Losing a key employee can impact your business on so many levels. Often it seems to come out of nowhere, leaving managers blindsided… and unprepared. It is at this point that things can easily snowball.
There are multiple obstacles that can arise when losing a valuable employee. You may notice that it decreases the morale as other staff members adapt to life in a company without close work friends.It’s not the first thing many managers think of when losing an employee but data shows just how important it is for morale.
According to one study, 70% of employees say that having a friend at work is the most crucial element to a happy work life. What’s more, 50% of employees with a close friend at work reported feeling a stronger connection to their organization.
There are various other problems that may arise and expenses are another thing to consider. A high employee turnover is costly. You will need to invest in recruiting, training new employees and also factor in the possible costs of having to pay other staff overtime to take over the added workload. In fact, some studies have revealed that every time a business replaces a salaried employee, it costs 6 to 9 months’ salary on average.
How does this add up? Here is a breakdown of the costs involved in hiring a new employee:
Recruiting costs: This includes advertising, interviewing, screening, and hiring.
Onboarding costs: This includes training and management time.
Lost productivity: It may take new employee days, weeks, months and even one to two years to reach the productivity of the other person
Customer service and errors: New employees take longer to complete their work and may also be less adept to do their work
Training costs: A business can invest up to 10% to 20% of an employee’s salary or more in training over two years.
In addition to these factors, decreased productivity is another obstacle you will likely encounter when losing a key employee. The obvious reason for this is because you have fewer team members to get work done, which could lead to remaining staff feeling overwhelmed, stressed out and less likely to perform at their best. But this is only the surface.
In many scenarios, especially with small to medium-sized businesses, one person has all the knowledge of how to do their job stored away in their own heads. No one else knows about it. Compounding the situation is if they have a certain system that makes sense to them but no one else. For example, when employees create complex spreadsheets to help them do their job, then they leave and no one knows how to use them. Their former colleagues are then left scrambling to make sense of it all.
This is seen time and time again in HR, when a person manages a leave spreadsheet but when they leave no one has any idea how it works, causing much confusion… and stress!

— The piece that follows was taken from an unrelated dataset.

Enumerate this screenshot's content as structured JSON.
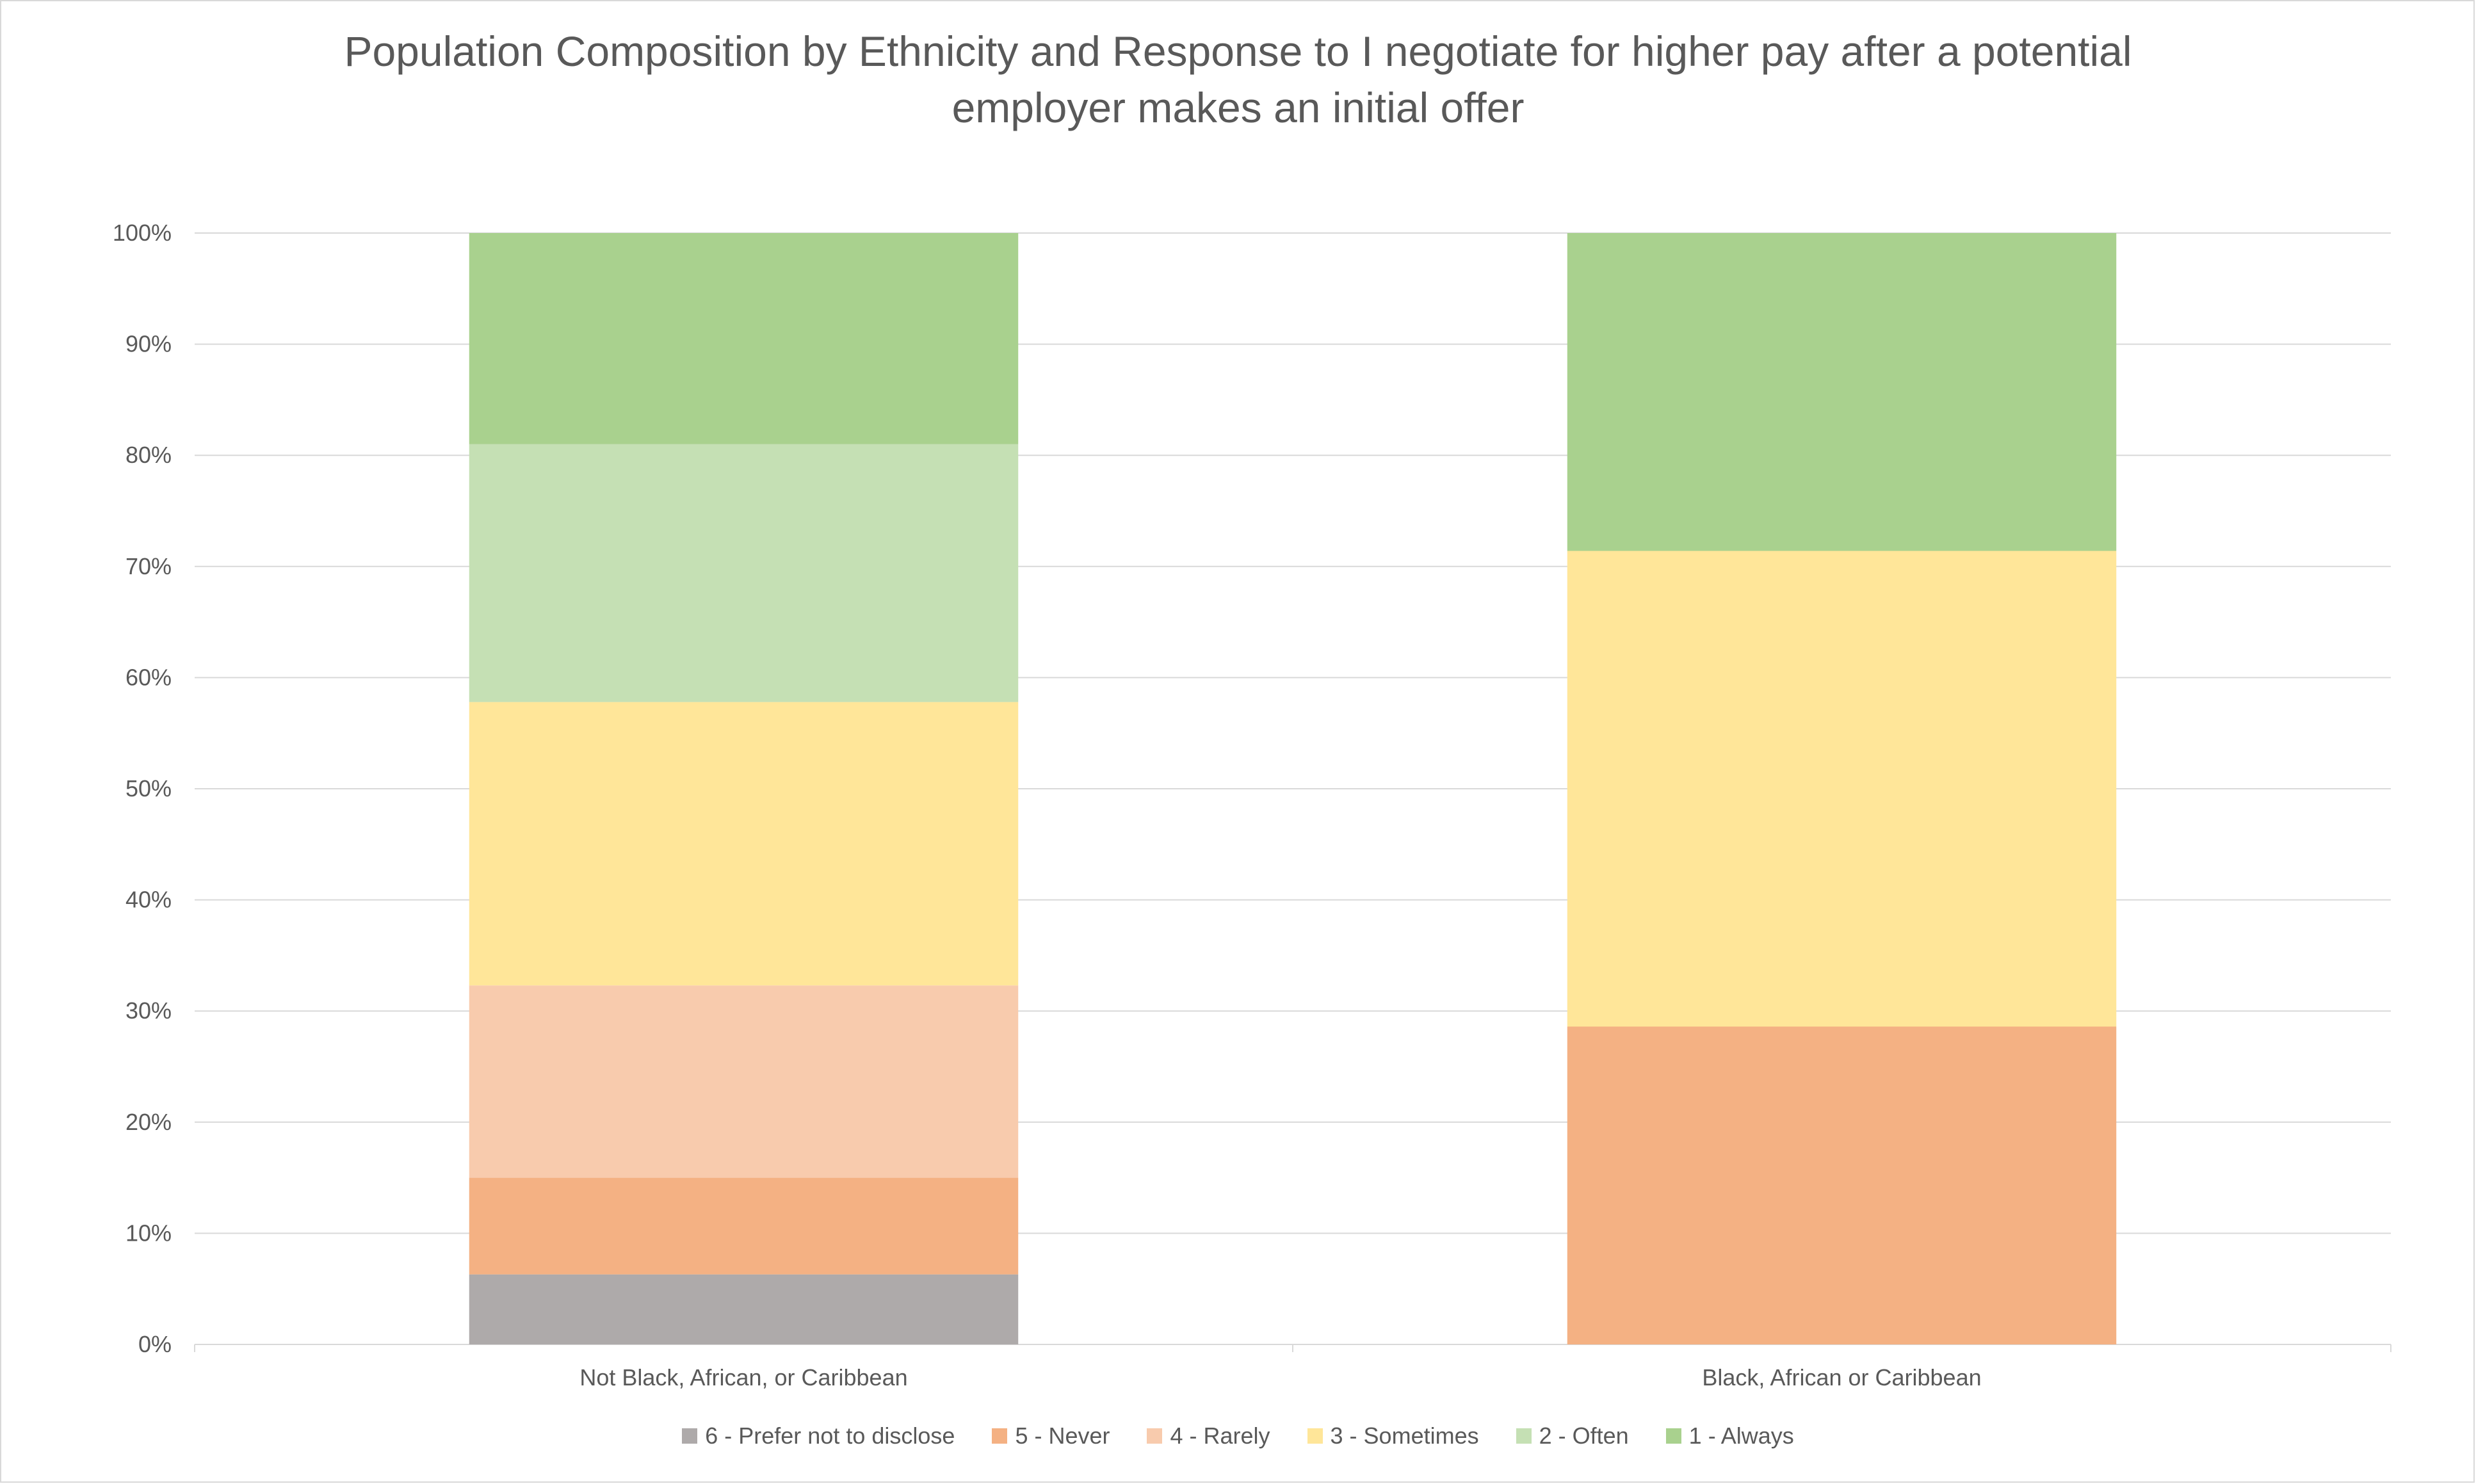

A simple solution would be to incorporate an online leave management system, which stores all the information, is easily accessible, and eliminates all the paperwork and hassles involved. More and more companies are implementing an online leave management system into their day-to-day functions and it’s easy to see why- An online leave management system can help you avoid this exact issue when losing a key employee who is in charge of managing leave.
The next step
There are two ways you can approach the scenario of losing a valuable employee. You can try to prevent it from happening by applying best practices for employee retention, or you could deal with it as it arises. In order to do the former, you may want to consider growing your company work culture by:
- Implementing employee benefits that give you one up on your competitors
- Offering flexibility and a work-life balance
- Providing recognition and rewards where due
- Establishing a strong team relationship through activities like team building
- Listening to what employees have to say
- Promoting a sense of trust
When an employee does resign, there are ways to handle it to make the best of the situation. First things first, Priscilla Claman, the president of consulting firm Career Strategies tells the Harvard Business Review that it’s important to engage in a “warm and friendly conversation about the person’s future plans,” adding that it’s essential to maintain relationships in the business world and not leave things on a bad note.
You could also try to establish why the person is leaving and make a counteroffer. This depends on how critical they are to your company but tread lightly here.
“It’s like being on the verge of divorce and then reconciling,” says Claman. “Once the other person has gone through the thought process of leaving, it’s hard to fully trust them again.” A better strategy is to “retain a relationship” with the departing employee and then “re-recruit them in a year,” she adds. “Say: ‘We’ve missed you. And we would love to have you back.’”
The next step is to transfer the workload. This is tricky, which is why it’s important to communicate with staff and acknowledge that the team will have a workload problem for a time and may feel overburdened. That being said, this is a chance to chat with employees about opportunities for growth.
“Say, ‘Frank is leaving. I want to talk about what that means for you. Is there something that Frank does that you have an interest in learning or trying?’” Claman advises. You can then set up a shadowing program during the exiting employees’ notice period.
After all is said and done, there may still be no other option but to hire someone new, which is why it is important that you coordinate with HR to formally list a job opening as soon as possible.
“This helps people on your team understand that this is temporary,” Claman says. Ask employees for input on what skills, experience and qualities they would like to find in the new hire.
Once things have calmed down a bit it helps to take time to reflect. Ideally, you should never be “truly surprised” when an employee announces their intentions to resign
“As manager, you need to be aware of people’s interests and needs,” says Claman. “You should know what they want to do. And you should be able to tell when someone is tired of her job, has aged out of it, is not engaged, or has life changes afoot — like a move or a spouse transfer — that make a resignation likely.” If this news did indeed blindside you, “it is incumbent on you to start having more contact with your team so that you know what they want for their future” and can predict or prevent these situations going forward.